There are others that suggested even that come June 11, Zanu PF, through President Mugabe, would literally walk over Sadc leaders and trash the Livingstone resolutions — in fact, turn the tables against MDC-T whose police “dossier” of violence gets thicker by the day.
Already, President Mugabe and his party have gone to great pains to overturn the MDC-T’s Livingstone spectacular diplomatic victory. Top ministerial envoys were dispatched to Sadc countries brandishing thick dossiers of alleged MDC-T sadism and they all returned to deliver positive reports of how well received they had been on their “eye-opening” missions.
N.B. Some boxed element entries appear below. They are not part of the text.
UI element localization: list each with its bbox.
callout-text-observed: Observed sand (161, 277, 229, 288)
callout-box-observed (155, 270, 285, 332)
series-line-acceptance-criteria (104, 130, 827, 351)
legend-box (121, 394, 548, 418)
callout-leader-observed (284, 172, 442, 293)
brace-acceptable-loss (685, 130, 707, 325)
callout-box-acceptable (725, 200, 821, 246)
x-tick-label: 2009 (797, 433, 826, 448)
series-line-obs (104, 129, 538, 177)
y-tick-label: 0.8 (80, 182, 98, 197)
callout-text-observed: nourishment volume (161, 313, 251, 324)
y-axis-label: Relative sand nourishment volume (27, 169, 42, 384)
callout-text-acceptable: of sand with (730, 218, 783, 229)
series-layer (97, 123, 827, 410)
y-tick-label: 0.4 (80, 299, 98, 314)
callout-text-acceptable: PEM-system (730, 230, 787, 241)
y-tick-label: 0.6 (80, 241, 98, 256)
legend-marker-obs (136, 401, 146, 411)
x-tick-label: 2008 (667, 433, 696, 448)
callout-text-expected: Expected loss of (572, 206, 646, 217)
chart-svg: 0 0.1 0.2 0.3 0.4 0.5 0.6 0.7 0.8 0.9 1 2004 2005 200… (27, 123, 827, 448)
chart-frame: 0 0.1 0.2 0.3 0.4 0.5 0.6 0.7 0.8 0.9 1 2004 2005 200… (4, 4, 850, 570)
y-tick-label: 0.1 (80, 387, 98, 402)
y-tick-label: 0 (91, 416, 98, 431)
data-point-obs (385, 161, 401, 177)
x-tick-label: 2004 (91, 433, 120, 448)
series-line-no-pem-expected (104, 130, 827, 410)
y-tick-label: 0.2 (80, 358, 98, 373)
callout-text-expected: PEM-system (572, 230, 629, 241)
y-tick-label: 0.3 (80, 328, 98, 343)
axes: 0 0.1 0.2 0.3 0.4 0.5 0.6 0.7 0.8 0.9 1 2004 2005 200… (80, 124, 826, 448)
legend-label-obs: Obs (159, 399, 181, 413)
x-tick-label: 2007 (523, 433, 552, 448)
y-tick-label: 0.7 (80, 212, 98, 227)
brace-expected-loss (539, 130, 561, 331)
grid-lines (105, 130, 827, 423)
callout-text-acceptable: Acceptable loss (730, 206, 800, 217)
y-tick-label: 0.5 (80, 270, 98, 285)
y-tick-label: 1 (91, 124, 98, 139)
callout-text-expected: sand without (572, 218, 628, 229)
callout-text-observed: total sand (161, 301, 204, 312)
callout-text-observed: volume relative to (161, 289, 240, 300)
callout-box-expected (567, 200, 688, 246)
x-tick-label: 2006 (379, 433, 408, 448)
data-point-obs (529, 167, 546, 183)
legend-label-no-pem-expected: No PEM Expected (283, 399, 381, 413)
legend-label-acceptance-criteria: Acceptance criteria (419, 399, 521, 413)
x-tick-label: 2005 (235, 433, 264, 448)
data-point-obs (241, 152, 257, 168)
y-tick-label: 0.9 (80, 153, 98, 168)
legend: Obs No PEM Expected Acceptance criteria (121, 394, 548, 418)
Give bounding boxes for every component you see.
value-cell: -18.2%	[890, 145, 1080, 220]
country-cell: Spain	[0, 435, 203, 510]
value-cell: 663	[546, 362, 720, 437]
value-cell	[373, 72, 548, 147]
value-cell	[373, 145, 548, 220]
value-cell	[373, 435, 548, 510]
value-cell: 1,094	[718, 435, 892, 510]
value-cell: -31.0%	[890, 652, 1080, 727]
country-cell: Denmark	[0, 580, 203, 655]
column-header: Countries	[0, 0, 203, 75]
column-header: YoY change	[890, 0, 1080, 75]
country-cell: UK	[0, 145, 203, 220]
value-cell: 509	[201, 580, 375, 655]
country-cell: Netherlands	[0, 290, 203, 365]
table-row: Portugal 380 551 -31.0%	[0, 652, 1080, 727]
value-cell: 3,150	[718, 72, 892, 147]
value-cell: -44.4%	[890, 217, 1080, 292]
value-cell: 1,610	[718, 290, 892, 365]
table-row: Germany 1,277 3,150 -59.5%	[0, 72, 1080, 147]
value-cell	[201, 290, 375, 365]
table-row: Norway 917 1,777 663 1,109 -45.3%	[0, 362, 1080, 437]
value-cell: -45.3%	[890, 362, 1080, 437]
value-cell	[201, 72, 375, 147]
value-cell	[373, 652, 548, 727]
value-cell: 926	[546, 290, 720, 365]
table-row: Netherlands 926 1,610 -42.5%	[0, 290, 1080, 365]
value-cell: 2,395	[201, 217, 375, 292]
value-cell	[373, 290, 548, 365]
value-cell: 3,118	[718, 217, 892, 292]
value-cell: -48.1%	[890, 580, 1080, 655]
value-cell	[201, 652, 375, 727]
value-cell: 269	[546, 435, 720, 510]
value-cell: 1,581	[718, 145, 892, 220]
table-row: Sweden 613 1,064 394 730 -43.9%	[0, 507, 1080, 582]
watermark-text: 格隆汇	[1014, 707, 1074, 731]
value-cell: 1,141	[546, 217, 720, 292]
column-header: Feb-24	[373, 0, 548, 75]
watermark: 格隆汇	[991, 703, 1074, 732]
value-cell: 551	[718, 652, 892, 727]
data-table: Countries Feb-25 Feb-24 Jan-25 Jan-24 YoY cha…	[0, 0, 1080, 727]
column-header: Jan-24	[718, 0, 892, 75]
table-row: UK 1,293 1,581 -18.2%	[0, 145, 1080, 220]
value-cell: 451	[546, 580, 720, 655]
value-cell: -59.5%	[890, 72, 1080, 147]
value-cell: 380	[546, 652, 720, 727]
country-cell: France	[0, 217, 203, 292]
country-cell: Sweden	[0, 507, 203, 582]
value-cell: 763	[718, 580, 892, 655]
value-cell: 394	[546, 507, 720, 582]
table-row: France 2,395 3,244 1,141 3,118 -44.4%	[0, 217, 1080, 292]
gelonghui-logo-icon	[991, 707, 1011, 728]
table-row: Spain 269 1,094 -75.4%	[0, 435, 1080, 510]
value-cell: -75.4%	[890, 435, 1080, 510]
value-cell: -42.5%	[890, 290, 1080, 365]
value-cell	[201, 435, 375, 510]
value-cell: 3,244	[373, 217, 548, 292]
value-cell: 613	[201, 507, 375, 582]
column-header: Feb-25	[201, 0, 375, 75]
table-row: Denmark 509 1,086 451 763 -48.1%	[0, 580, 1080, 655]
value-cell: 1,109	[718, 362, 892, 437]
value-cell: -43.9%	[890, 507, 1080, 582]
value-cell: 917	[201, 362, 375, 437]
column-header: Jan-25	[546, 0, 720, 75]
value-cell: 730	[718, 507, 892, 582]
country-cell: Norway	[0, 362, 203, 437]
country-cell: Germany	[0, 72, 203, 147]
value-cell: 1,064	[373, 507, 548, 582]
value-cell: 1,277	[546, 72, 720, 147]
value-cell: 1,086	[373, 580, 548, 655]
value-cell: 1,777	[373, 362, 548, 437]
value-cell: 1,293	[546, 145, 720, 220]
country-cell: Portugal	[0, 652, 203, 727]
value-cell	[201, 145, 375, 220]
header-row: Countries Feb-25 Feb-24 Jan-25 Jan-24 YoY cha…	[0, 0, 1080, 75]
So, with an “enlightened” Sadc leadership having to deal with the chairman of the continental body on peace and security, the view that many sympathisers of the once-revolutionalry party would want to entertain is that of a Mugabe walkover and an MDC-T knuckle-rapping.
The politics of the June events, however, work in a different way.
To begin with, the AU will not sit throughout the month of June that Zimbabwe will be chairing the security organ. What this means is that our President may not have a chance at all to boss the likes of Zuma around.
President Mugabe’s mandate throughout June would be to ensure the full implementation of the resolutions that the Addis Ababa AU Summit took — particularly the Libyan question.
The other general task would be, as correctly pointed out by Foreign Affairs minister Simbarashe Mumbengegwi, to ensure outstanding peace and security issues in Africa are solved politically.
During its month-long tenure as chairman of the security council, Zimbabwe will deal with the Libyan crisis with a view that the whole “drama” in North Africa is a creation of greedy Western countries bent on stealing rich African resources.
In Zimbabwe’s view, there is no discontent among the citizens of North Africa. Had it not been for the West, Egypt, Tunisia and Libya would have been the proverbial milk and honey scenarios.
“Libya is a legitimate member of the African Union and all this noise by the West is aimed at ensuring that they have total control of our resources. Africa is rich and they want to reverse the freedoms gained from various struggles,” Mumbengegwi said.
Down in SA on June 11, President Mugabe will together with Morgan Tsvangirai and Welshman Ncube, appear before Sadc as leaders of their parties in Zimbabwe and not wearing any other hats.
The occasion will be the Tripatite Summit involving Sadc, Ecowas and Comesa.
Sadc Heads of State will find time at this summit to deal with the crucial Zimbabwe problem which the Windoek meeting failed to accommodate because of the unavailability of President Jacob Zuma.
The AU mandated Sadc to deal with the protracted Zimbabwean governance problem and so, when the GNU principals appear before Sadc, they will be equal.
Sadc has a task to produce an election roadmap for Zimbabwe and that task is clear for all three parties.
Ideas being toyed around by certain “analysts” to the effect that the GPA is the roadmap or that issues such as the constitution and reforms on the electoral and security among other fronts are needless — are themselves wishes that Sadc could find not easy to fulfil.
So Zimbabwe’s chairmanship of a powerful AU organ will not affect the manner in which the regional body will deal with the vital issues of Zimbabwe’s elections, its constitution, reforms — generally, the election roadmap and the full implementation of the Global Political Agreement.